Save Original Sewing (Recase)
This method applies to publisher bound books with sewn text blocks. It involves removing old "adhesive" and linings from the spine of the text block, attaching new endsheets, and then producing a new case for the book. The advantage to this leaf attachment method is that it preserves the original sewing and flexibility of the text block. It also prevents any loss of inner margin. This technique is particularly useful for art books or coffee-table books with glossy paper and images that run through the gutter. This method can only be used when the text block is in good condition. It cannot be used if the text block is split or if the sewing is broken. For this reason, if you desire to use this leaf attachment method, it is wise to send volumes to the binder before they become too damaged to allow the original sewing to be saved. Many binders will tip endsheets to the text block. However, the preferred method is to have endsheets sewn on to the text block.
Sew Through the Fold
This "leaf attachment" method primarily refers to sewing periodical bindings. This method generally employs a large sewing machine (though it can be done by hand) that sews the issues of a periodical together through the fold of each issue. This method only works when the individual periodical issues are "saddle-sewn" like many popular magazines are such as Time, Newsweek, or People. This is a very good leaf attachment method when binding materials that can accommodate it. The advantages are that the bound volume opens flat, is held together by strong string rather than glue, and no inner margin is lost.

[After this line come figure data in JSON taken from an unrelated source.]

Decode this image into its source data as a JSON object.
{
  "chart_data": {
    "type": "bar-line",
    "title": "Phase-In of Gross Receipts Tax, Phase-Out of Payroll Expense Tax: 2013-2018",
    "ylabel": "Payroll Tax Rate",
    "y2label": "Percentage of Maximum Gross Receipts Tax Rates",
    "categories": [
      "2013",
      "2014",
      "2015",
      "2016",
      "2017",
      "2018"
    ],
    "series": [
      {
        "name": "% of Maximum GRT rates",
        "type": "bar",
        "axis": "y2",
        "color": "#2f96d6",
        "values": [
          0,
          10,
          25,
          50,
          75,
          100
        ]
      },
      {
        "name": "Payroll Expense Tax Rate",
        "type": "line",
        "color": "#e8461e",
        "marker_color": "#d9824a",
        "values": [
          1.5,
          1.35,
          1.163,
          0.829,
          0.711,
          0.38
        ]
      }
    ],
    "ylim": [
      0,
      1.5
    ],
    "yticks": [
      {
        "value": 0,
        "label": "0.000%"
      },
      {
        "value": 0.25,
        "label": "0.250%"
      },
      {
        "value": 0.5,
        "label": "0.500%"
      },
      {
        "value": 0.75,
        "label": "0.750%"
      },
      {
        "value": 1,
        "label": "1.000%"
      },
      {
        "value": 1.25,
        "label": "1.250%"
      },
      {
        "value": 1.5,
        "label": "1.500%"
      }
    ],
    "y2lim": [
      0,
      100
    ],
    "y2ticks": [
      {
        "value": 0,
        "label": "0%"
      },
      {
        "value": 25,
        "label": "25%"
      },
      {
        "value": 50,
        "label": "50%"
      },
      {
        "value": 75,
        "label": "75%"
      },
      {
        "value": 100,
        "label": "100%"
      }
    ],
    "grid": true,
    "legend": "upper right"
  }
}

Binders can stamp title, author, call number, or other information on the spine of volumes you have bound. Most offer stamping in white, gold, or black foil. This information is communicated on a binding ticket or through the automated library binding software.
The pages of a bound volume make up the text block. There are many ways of producing a text block ranging from sewing signatures together to make the text block, to gluing individual sheets together to make up the text of the volume. How a text block was prepared by the publisher impacts how a library binder can rebind the volume.
Most binders will trim the top, bottom, and fore edge of a volume as part of the binding process. This produced an attractive square volume with clean edges. It makes the bound volume look nicer and it is easier for the binder to process. Most binders will not trim the edge of a volume if text is going to be damaged. They will also give the customer the option to determine if they do or do not want their volumes trimmed.